С самых первых картин Чарли смотрит непосредственно в камеру. Что означает это пренебрежение кинематографическим алфавитом? То, что у Чаплина существует непосредственная (как в пантомиме) связь между жестом актера и реакцией зрителя? Что это не Чарли сентиментален или гуманен, но эффект Чарли превращается в сентиментальность или гуманность в сознании публики, которая монтирует знаки, не догадываясь об этом. Именно публика, а вовсе не персонаж думает, что перед ней исключительное жизнеподобие – не в смысле жанра, конечно, фарс и бурлеск, очевидно, его лишены – но в смысле причастности к особому чувству реальности, свойственному кино [9], но не театру. Именно здесь вступает в силу эффект пантомимы, рассчитанной на реактивный зрительный зал, на буквальный – как в балаганном зрелище – удар палкой и последующим слезам, которые брызжут у клоуна. Именно с этим искусством, столь важным для начала кинематографической эры, Чаплин связан самыми крепкими узами. Поэтому он так долго отказывается от звука и всячески медлит. А когда звук приходит, исчезает и Чарли: сам его образ не мог быть одушевленным, он – или точнее, сам метод – требовал конструктивного шва, опоры всей чаплиновской конструкции [10].

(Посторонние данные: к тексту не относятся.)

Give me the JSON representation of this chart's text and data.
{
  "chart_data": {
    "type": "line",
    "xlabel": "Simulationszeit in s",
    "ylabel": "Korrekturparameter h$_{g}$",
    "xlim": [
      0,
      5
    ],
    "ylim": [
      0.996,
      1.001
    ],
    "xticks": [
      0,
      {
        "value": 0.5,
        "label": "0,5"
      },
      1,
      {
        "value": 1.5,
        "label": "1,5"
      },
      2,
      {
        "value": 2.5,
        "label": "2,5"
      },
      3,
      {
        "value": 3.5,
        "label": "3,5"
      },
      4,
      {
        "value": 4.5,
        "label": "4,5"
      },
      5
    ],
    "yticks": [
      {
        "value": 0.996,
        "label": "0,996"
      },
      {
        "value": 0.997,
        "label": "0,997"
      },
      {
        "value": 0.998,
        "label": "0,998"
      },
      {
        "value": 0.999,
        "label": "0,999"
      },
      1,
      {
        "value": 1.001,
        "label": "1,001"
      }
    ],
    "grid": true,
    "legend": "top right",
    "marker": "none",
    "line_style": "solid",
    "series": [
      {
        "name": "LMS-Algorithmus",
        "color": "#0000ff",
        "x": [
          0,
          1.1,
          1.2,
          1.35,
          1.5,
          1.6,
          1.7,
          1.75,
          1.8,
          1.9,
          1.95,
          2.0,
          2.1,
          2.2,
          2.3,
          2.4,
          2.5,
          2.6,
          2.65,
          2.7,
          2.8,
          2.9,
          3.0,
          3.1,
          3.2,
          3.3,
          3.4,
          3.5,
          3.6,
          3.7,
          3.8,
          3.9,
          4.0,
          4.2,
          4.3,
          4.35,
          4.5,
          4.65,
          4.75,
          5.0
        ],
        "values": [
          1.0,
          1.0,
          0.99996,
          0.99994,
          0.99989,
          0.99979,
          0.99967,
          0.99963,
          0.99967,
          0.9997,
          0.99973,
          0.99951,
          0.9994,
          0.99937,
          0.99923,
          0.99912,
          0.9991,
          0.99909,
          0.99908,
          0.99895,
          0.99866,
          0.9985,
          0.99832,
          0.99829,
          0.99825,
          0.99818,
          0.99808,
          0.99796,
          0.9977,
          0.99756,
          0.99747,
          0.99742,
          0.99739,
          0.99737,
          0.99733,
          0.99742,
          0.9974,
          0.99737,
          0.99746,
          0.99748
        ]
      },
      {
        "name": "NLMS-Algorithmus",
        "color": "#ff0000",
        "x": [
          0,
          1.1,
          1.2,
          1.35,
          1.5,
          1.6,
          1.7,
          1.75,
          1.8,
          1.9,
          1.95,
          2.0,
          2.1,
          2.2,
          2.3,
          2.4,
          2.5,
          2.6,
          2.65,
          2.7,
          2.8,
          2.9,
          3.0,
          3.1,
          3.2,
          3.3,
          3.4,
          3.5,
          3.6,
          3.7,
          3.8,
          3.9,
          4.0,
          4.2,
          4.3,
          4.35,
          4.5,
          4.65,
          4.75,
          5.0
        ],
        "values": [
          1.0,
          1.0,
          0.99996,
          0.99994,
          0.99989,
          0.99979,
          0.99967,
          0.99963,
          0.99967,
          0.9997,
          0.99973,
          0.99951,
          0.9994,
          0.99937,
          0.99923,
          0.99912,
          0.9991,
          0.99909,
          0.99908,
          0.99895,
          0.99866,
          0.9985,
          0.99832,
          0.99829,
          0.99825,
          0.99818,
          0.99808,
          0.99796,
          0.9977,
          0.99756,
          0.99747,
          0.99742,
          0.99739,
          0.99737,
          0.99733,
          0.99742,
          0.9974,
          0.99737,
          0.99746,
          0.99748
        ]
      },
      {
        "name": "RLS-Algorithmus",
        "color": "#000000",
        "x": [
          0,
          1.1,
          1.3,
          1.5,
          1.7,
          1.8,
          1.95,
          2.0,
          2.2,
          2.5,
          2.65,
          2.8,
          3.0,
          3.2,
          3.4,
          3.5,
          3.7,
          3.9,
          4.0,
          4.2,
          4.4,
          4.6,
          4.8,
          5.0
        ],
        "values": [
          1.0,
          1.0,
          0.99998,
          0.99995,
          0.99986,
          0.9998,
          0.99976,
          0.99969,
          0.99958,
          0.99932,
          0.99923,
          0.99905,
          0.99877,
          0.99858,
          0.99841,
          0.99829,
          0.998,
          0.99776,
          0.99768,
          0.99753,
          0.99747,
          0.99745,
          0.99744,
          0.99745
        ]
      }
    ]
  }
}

Кадр из фильма Чарли Чаплина «Цирк»

Жесты. Все напрокат

Базен писал о знаменитом чаплиновском пинке [11]. Ноге, отбрасывающей окурок пяткой назад, тем самым вычеркивая героя из любого социального времени. Но почему бы не забыть про пинок и всмотреться в походку? Ведь последняя ничуть не менее откровенна.

Семенящий Чарли, чьи носки разведены как ноги у балерины, демонстрирует шаг, в котором одновременны движение и его отрицание, – парадокс этой странной походки в ее восхитительной принадлежности сегодняшнему моменту. Стало быть тот, кого любят изображать меланхоликом, который только и делает, что ждет и надеется, на деле никогда не находится в ожидании, скорее, напротив – он есть воплощение счастья или, точнее, «причастности». Именно поэтому так замечателен постоянный союз невинности и привычки – открытого взгляда и отрепетированного жеста.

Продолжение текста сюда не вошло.